Enfin, si l’engagement syndical pouvait se résumer en une formule, on retiendra une phrase prononcée lors de l’atelier : « je ne me suis jamais senti aussi utile qu’aujourd’hui en étant au CHSCT », de quoi inciter de plus jeunes à militer à leur tour dès leur entrée en entreprise, ce qui ouvre un autre débat sur le passage de relais de génération en génération.

(1) Application dans le temps : la mise en place du CSE sera obligatoire dans les entreprises de plus de 11 salariés, au plus tard au 31 décembre 2019. Voir le dossier complet des éditions Tissot. Globalement, il faut globalement relever un attentisme certain des directions prolongeant les mandats et suspendant les négociations d’accords pré-électoraux.
(2) Ordonnance n° 2017-1386 du 22 septembre 2017 relative à la nouvelle organisation du dialogue social et économique dans l’entreprise et favorisant l’exercice et la valorisation des responsabilités syndicales. JORF n° 0223 du 23 septembre 2017.
(3) Sur les moyens du CHSCT, article L 4614-9 Code du travail : « Le comité d’hygiène, de sécurité et des conditions de travail reçoit de l’employeur les informations qui lui sont nécessaires pour l’exercice de ses missions, ainsi que les moyens nécessaires à la préparation et à l’organisation des réunions et aux déplacements imposés par les enquêtes ou inspections ».
(4) Composition du CHSCT actuellement : article R 4613-1 Code du travail.
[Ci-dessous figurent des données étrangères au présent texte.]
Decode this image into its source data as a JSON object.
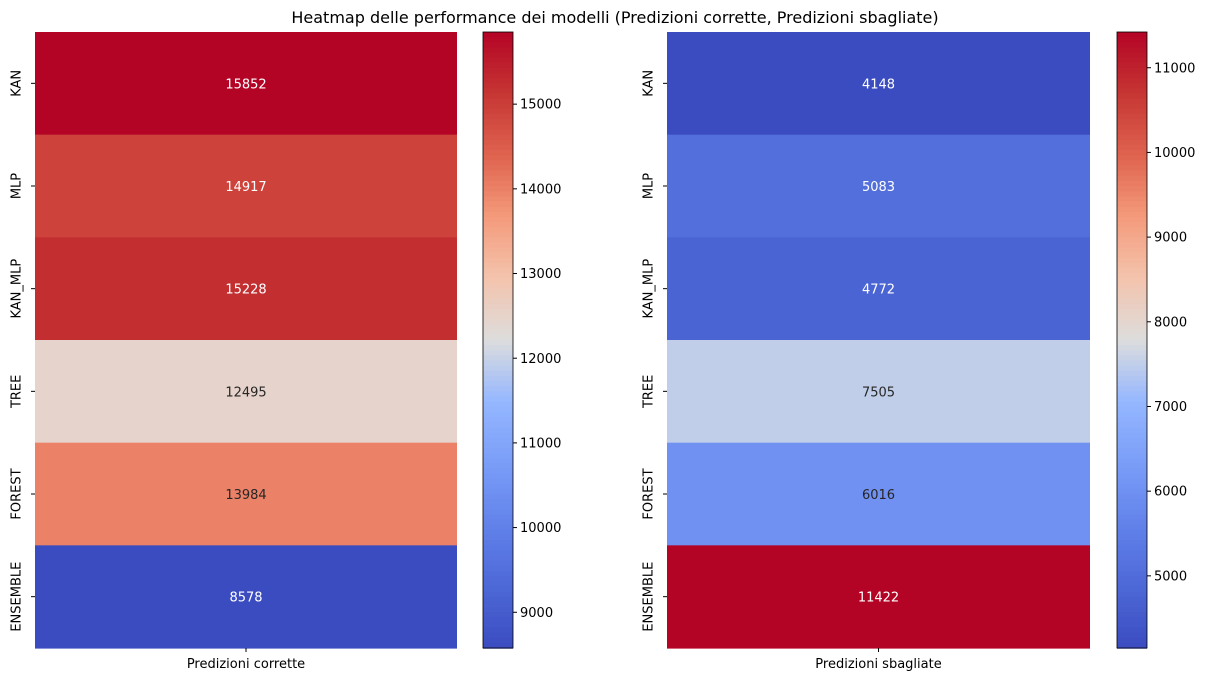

Ordonnance n° 2017-1386, article L. 2313-7 : « L’accord d’entreprise défini à l’article L. 2313-2 fixe le nombre et le cadre de mises en place des commissions de santé, sécurité et conditions de travail notamment dans les cas mentionnés aux articles L. 2313-10 et L. 2313-11. L’accord définit également : 1° le nombre de membres de la ou des commissions ; 2° les modalités de leur désignation ; 3° les missions déléguées à la ou les commissions par le comité social et économique ».
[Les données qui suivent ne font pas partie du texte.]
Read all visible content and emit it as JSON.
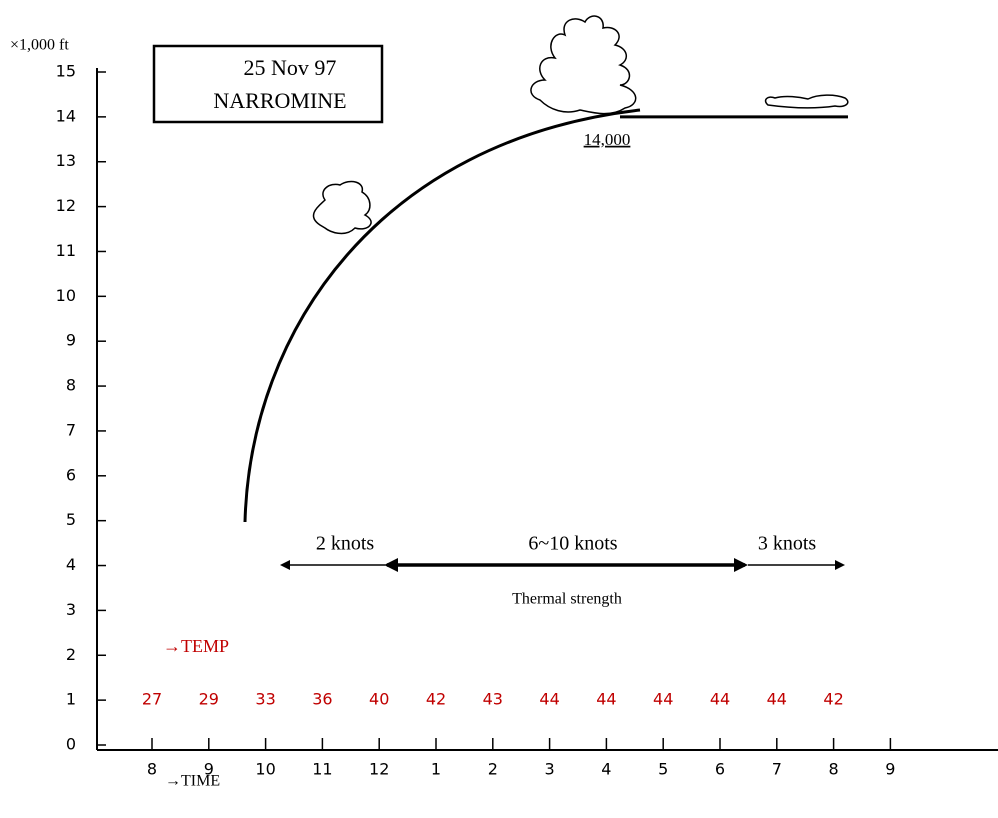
{
  "chart_data": {
    "type": "profile",
    "title": "25 Nov 97",
    "subtitle": "NARROMINE",
    "y_label": "×1,000 ft",
    "ylim": [
      0,
      15
    ],
    "yticks": [
      0,
      1,
      2,
      3,
      4,
      5,
      6,
      7,
      8,
      9,
      10,
      11,
      12,
      13,
      14,
      15
    ],
    "x_label": "→TIME",
    "categories": [
      "8",
      "9",
      "10",
      "11",
      "12",
      "1",
      "2",
      "3",
      "4",
      "5",
      "6",
      "7",
      "8",
      "9"
    ],
    "series": [
      {
        "name": "→TEMP",
        "color": "#c00000",
        "values": [
          27,
          29,
          33,
          36,
          40,
          42,
          43,
          44,
          44,
          44,
          44,
          44,
          42,
          null
        ]
      }
    ],
    "ceiling": {
      "value": 14,
      "label": "14,000"
    },
    "thermal": {
      "weak_start": "2 knots",
      "strong": "6~10 knots",
      "weak_end": "3 knots",
      "caption": "Thermal strength"
    }
  }
}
(5) Actuellement : arrêt n° 89-17993, n° 89-43767 et n° 89-43770 de la Cour de cassation du 17 avril 1991. « Attendu que la personnalité civile n’est pas une création de la loi ; qu’elle appartient, en principe, à tout groupement pourvu d’une possibilité d’expression collective pour la défense d’intérêts licites, dignes par suite d’être juridiquement reconnus et protégés ». Faute de personnalité, il faudrait passer par le CSE pour agir rapidement sur des questions de santé et de sécurité. Cet allongement de la chaîne de commandement ne va pas forcément dans le bon sens. Certes, il est toujours possible de recourir au droit d’alerte pour danger grave et imminent (DGI) et au droit de retrait dont dispose le salarié mais ici dans une optique de prévention et non de poursuite. Ordonnance : « article L. 2315-37:  La commission de santé, sécurité et conditions de travail mise en place par l’accord prévu à l’article L.2312-2, ou, en l’absence d’accord, par l’employeur conformément aux articles L.2313-10 et L.2313-11, peut se voir confier, par délégation du comité social et économique, tout ou une partie des attributions reconnues au comité, que la commission exerce pour le compte de ce dernier ».
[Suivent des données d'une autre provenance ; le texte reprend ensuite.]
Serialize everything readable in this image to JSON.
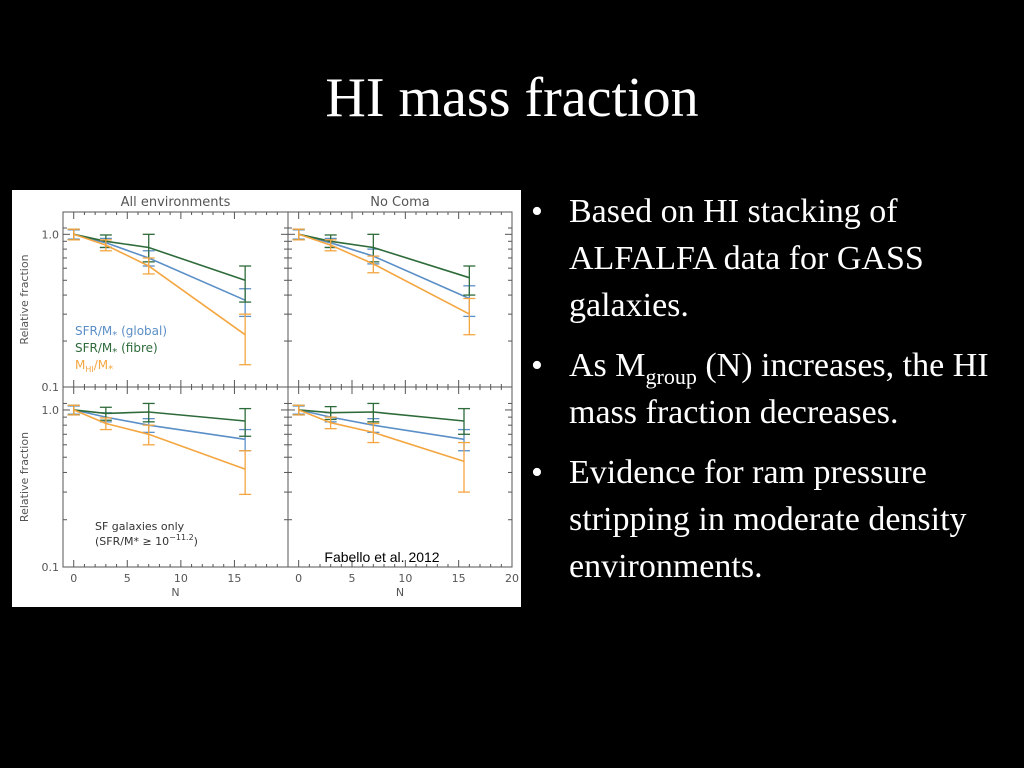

(6) Obligation de parité : article  L2314-24-1 CT : « Pour chaque collège électoral, les listes mentionnées à l’article L. 2314-24 qui comportent plusieurs candidats sont composées d’un nombre d'hommes et de femmes correspondant à la part d'hommes et de femmes inscrits sur la liste électorale. Les listes sont composées alternativement d’un candidat de chaque sexe jusqu’à épuisement des candidats de l’un des sexes ». Règle des collèges électoraux : article L2314-8 CT : « Les délégués sont élus, d’une part, par un collège comprenant les ouvriers et employés, d’autre part, par un collège comprenant les ingénieurs, chefs de service, techniciens, agents de maîtrise et assimilés sur les listes établies par les organisations syndicales au sein de chaque établissement pour chaque catégorie de personnel ».
(7) Représentant de proximité (futur article L 2313-12) : « un accord d’entreprise peut décider de mettre en place des représentants de proximité qui seront membres du CSE ou désignés par lui pour une durée qui prend fin avec celle du mandat des membres élus ».
(8) Accord Solvay du 7 avril 2017 et le rapport Simonpoli sur « la reconnaissance et la valorisation des compétences des représentants du personnel et des mandataires syndicaux » août 2017. Voir aussi la rubrique rapports de RD & associés.